The stock’s 5-year return of -10% underscores the need for sustained growth, while the 3-year return of +35.81% lags behind the S&P 500’s return of +78.25%.

 

Bitcoin’s $100K Dream Shattered by Declining Confidence

Bitcoin has recently shown a strong short-term bearish trend, experiencing a decline of over 7% in the latest trading session. This sell-off can largely be attributed to increased risk aversion in the financial markets, which has reduced demand for Bitcoin. Downward pressure on Bitcoin’s short-term price is likely to persist as long as investors continue to favor safer investments and market confidence remains low.

The cryptocurrency dipped below $100,000, reaching its lowest level since May after falling more than 10%. Since then, Bitcoin has rebounded to above $103,000, positioning itself roughly halfway between the psychological support level of $100,000 and the previous support-turned-resistance level at $108,000.

Today’s price movement reflects stabilization following a significant sell-off earlier this week. The near-term outlook remains neutral at best as long as Bitcoin stays within the $100,000 to $108,000 range. However, after a challenging start to the week, traders are likely to welcome any positive developments.

Moving forward, traders will be on the lookout for a potential “death cross” between the 50-day exponential moving average (EMA) and the 200-day moving average (MA), which could indicate a shift in the long-term trend. If the price falls below $100,000, it may trigger another decline.

Market sentiment has been as fragile as it has been in months following a significant “risk-off” move yesterday. Fortunately, today’s better-than-expected economic data and early signs of progress toward reopening the US government have helped stabilize major markets.

The final UK PMI survey opened the European session on a strong note with a score of 52 points, compared to the expected score of 51. Another positive report came from the ADP Employment report, which showed 42,000 new jobs created versus the anticipated 25,000.

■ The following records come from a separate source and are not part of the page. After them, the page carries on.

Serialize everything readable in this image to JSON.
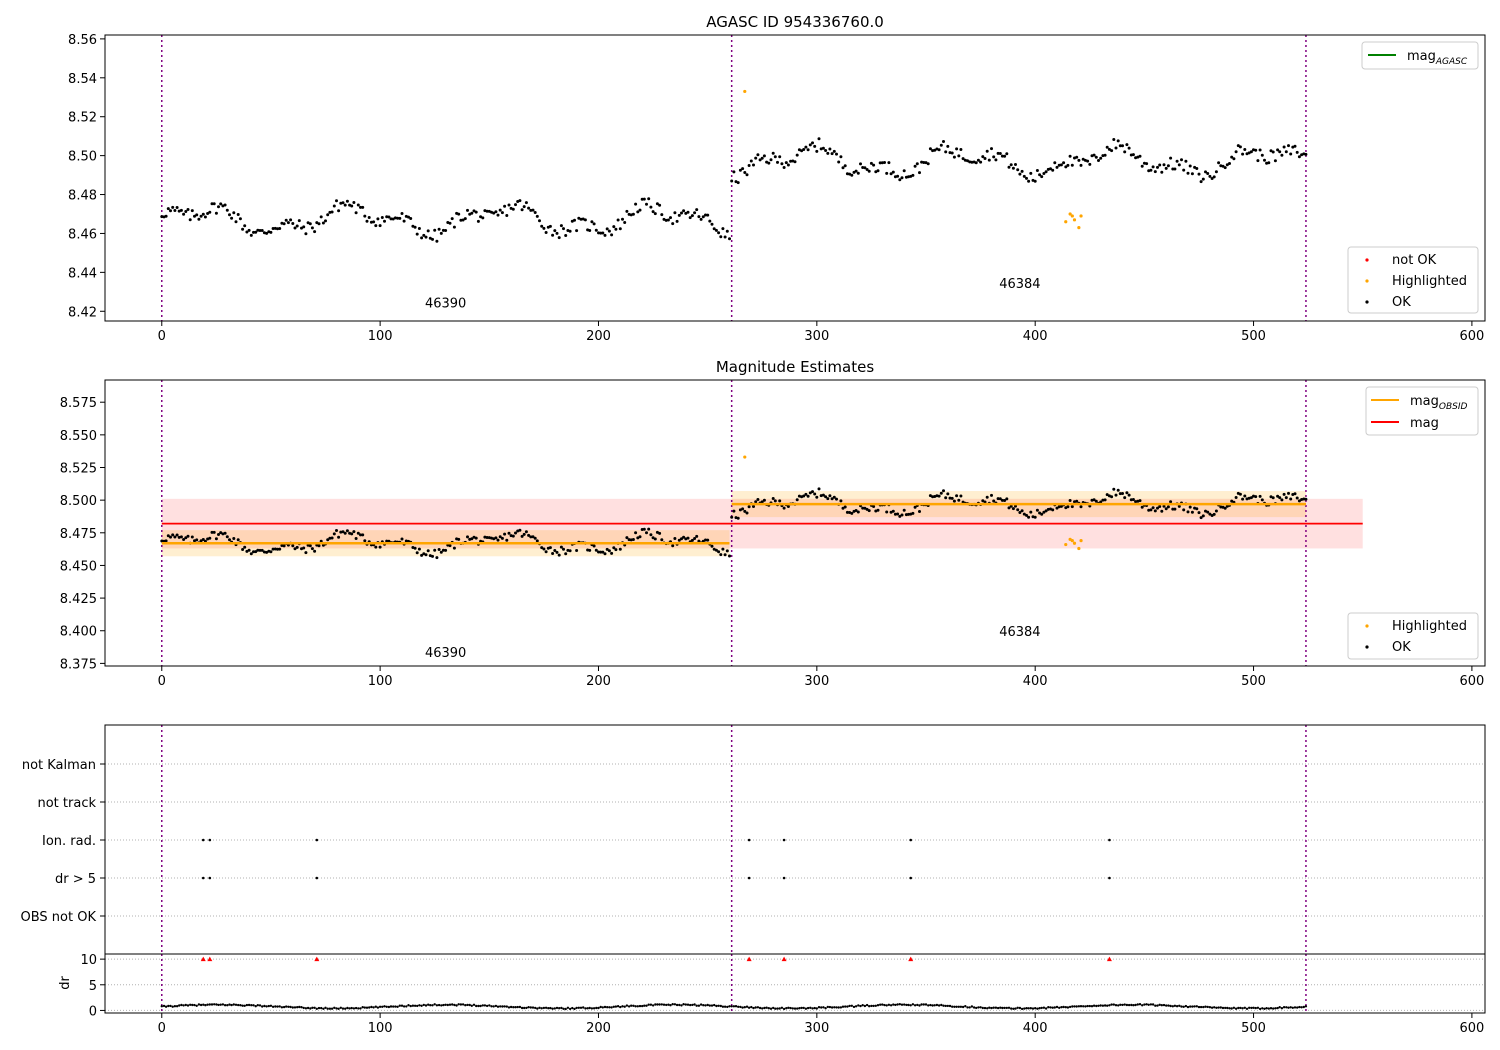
{
  "chart_data": [
    {
      "type": "scatter",
      "title": "AGASC ID 954336760.0",
      "xlim": [
        -26,
        606
      ],
      "ylim": [
        8.415,
        8.562
      ],
      "x_ticks": [
        0,
        100,
        200,
        300,
        400,
        500,
        600
      ],
      "y_ticks": [
        "8.42",
        "8.44",
        "8.46",
        "8.48",
        "8.50",
        "8.52",
        "8.54",
        "8.56"
      ],
      "obsid_boundaries": [
        0,
        261,
        524
      ],
      "obsid_labels": [
        {
          "text": "46390",
          "x": 130,
          "y": 8.422
        },
        {
          "text": "46384",
          "x": 393,
          "y": 8.432
        }
      ],
      "legend_lines": [
        {
          "label": "mag",
          "sub": "AGASC",
          "color": "#008000"
        }
      ],
      "legend_points": [
        {
          "label": "not OK",
          "color": "#ff0000"
        },
        {
          "label": "Highlighted",
          "color": "#ffa500"
        },
        {
          "label": "OK",
          "color": "#000000"
        }
      ],
      "series": [
        {
          "name": "OK",
          "color": "#000000",
          "segments": [
            {
              "x_start": 0,
              "x_end": 260,
              "step": 1,
              "mean": 8.467,
              "amplitude": 0.011,
              "slope": 0
            },
            {
              "x_start": 261,
              "x_end": 524,
              "step": 1,
              "mean": 8.497,
              "amplitude": 0.011,
              "slope": 0
            }
          ]
        },
        {
          "name": "Highlighted",
          "color": "#ffa500",
          "points": [
            [
              267,
              8.533
            ],
            [
              414,
              8.466
            ],
            [
              416,
              8.47
            ],
            [
              417,
              8.469
            ],
            [
              418,
              8.467
            ],
            [
              420,
              8.463
            ],
            [
              421,
              8.469
            ]
          ]
        }
      ]
    },
    {
      "type": "scatter",
      "title": "Magnitude Estimates",
      "xlim": [
        -26,
        606
      ],
      "ylim": [
        8.373,
        8.592
      ],
      "x_ticks": [
        0,
        100,
        200,
        300,
        400,
        500,
        600
      ],
      "y_ticks": [
        "8.375",
        "8.400",
        "8.425",
        "8.450",
        "8.475",
        "8.500",
        "8.525",
        "8.550",
        "8.575"
      ],
      "obsid_boundaries": [
        0,
        261,
        524
      ],
      "obsid_labels": [
        {
          "text": "46390",
          "x": 130,
          "y": 8.38
        },
        {
          "text": "46384",
          "x": 393,
          "y": 8.396
        }
      ],
      "legend_lines": [
        {
          "label": "mag",
          "sub": "OBSID",
          "color": "#ffa500"
        },
        {
          "label": "mag",
          "sub": "",
          "color": "#ff0000"
        }
      ],
      "legend_points": [
        {
          "label": "Highlighted",
          "color": "#ffa500"
        },
        {
          "label": "OK",
          "color": "#000000"
        }
      ],
      "mag_overall": {
        "value": 8.482,
        "band": [
          8.463,
          8.501
        ],
        "x_range": [
          0,
          550
        ]
      },
      "mag_obsid": [
        {
          "x_range": [
            0,
            260
          ],
          "value": 8.467,
          "band": [
            8.457,
            8.477
          ]
        },
        {
          "x_range": [
            261,
            524
          ],
          "value": 8.497,
          "band": [
            8.487,
            8.507
          ]
        }
      ],
      "series": [
        {
          "name": "OK",
          "color": "#000000",
          "segments": [
            {
              "x_start": 0,
              "x_end": 260,
              "step": 1,
              "mean": 8.467,
              "amplitude": 0.011,
              "slope": 0
            },
            {
              "x_start": 261,
              "x_end": 524,
              "step": 1,
              "mean": 8.497,
              "amplitude": 0.011,
              "slope": 0
            }
          ]
        },
        {
          "name": "Highlighted",
          "color": "#ffa500",
          "points": [
            [
              267,
              8.533
            ],
            [
              414,
              8.466
            ],
            [
              416,
              8.47
            ],
            [
              417,
              8.469
            ],
            [
              418,
              8.467
            ],
            [
              420,
              8.463
            ],
            [
              421,
              8.469
            ]
          ]
        }
      ]
    },
    {
      "type": "scatter",
      "title": "",
      "xlim": [
        -26,
        606
      ],
      "x_ticks": [
        0,
        100,
        200,
        300,
        400,
        500,
        600
      ],
      "flag_categories": [
        "not Kalman",
        "not track",
        "Ion. rad.",
        "dr > 5",
        "OBS not OK"
      ],
      "flags": {
        "Ion. rad.": [
          19,
          22,
          71,
          269,
          285,
          343,
          434
        ],
        "dr > 5": [
          19,
          22,
          71,
          269,
          285,
          343,
          434
        ]
      },
      "obsid_boundaries": [
        0,
        261,
        524
      ]
    },
    {
      "type": "scatter",
      "title": "",
      "ylabel": "dr",
      "xlim": [
        -26,
        606
      ],
      "ylim": [
        -0.5,
        11
      ],
      "x_ticks": [
        0,
        100,
        200,
        300,
        400,
        500,
        600
      ],
      "y_ticks": [
        0,
        5,
        10
      ],
      "dr_clipped_marks": [
        19,
        22,
        71,
        269,
        285,
        343,
        434
      ],
      "dr_series": {
        "x_start": 0,
        "x_end": 524,
        "step": 1,
        "mean": 0.75,
        "amplitude": 0.5
      },
      "obsid_boundaries": [
        0,
        261,
        524
      ]
    }
  ]
}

Policymakers believe that, given current immigration trends, this job growth is close to the breakeven point that will prevent the unemployment rate from declining further, even though it remains below the 100,000+ readings seen earlier this year. Regarding unemployment, the world’s largest economy has not released official employment data since early September, and it seems unlikely that the October Non-Farm Payrolls (NFP) report will be published this Friday either.

Gold Calms After Hitting 1-Week High

Gold prices stabilized after experiencing their largest gain in about a week, as traders evaluated the implications of US interest rates based on recent private-sector employment data.  Bullion remained just above $3,980 per ounce, following a 1.2 percent increase on Wednesday. Gold was stable at $3,981.40 per ounce at the time of publication.

According to data from ADP Research, payrolls rose by 42,000 after experiencing declines for two consecutive months. This modest increase eases concerns about a rapid downturn and aligns with a general softening in labor demand.

This year, the bullion asset has increased by more than 50%. It reached a record in October, but after a fierce rally, it lost some ground. In addition to inflows into bullion-backed exchange-traded funds and increased central bank purchases, the US central bank’s rate cuts have supported prices. According to Vantage Markets analyst Hebe Chen, “the metal is likely to remain range-bound in the near term.”. “Stable, but awaiting the next big spark.”.

The Federal Open Market Committee, which sets interest rates, is scheduled to meet for the last time in 2025 next month. Currently, the longest government shutdown in US history has caused important official data to be delayed, making it much more difficult to evaluate conditions throughout the world’s largest economy.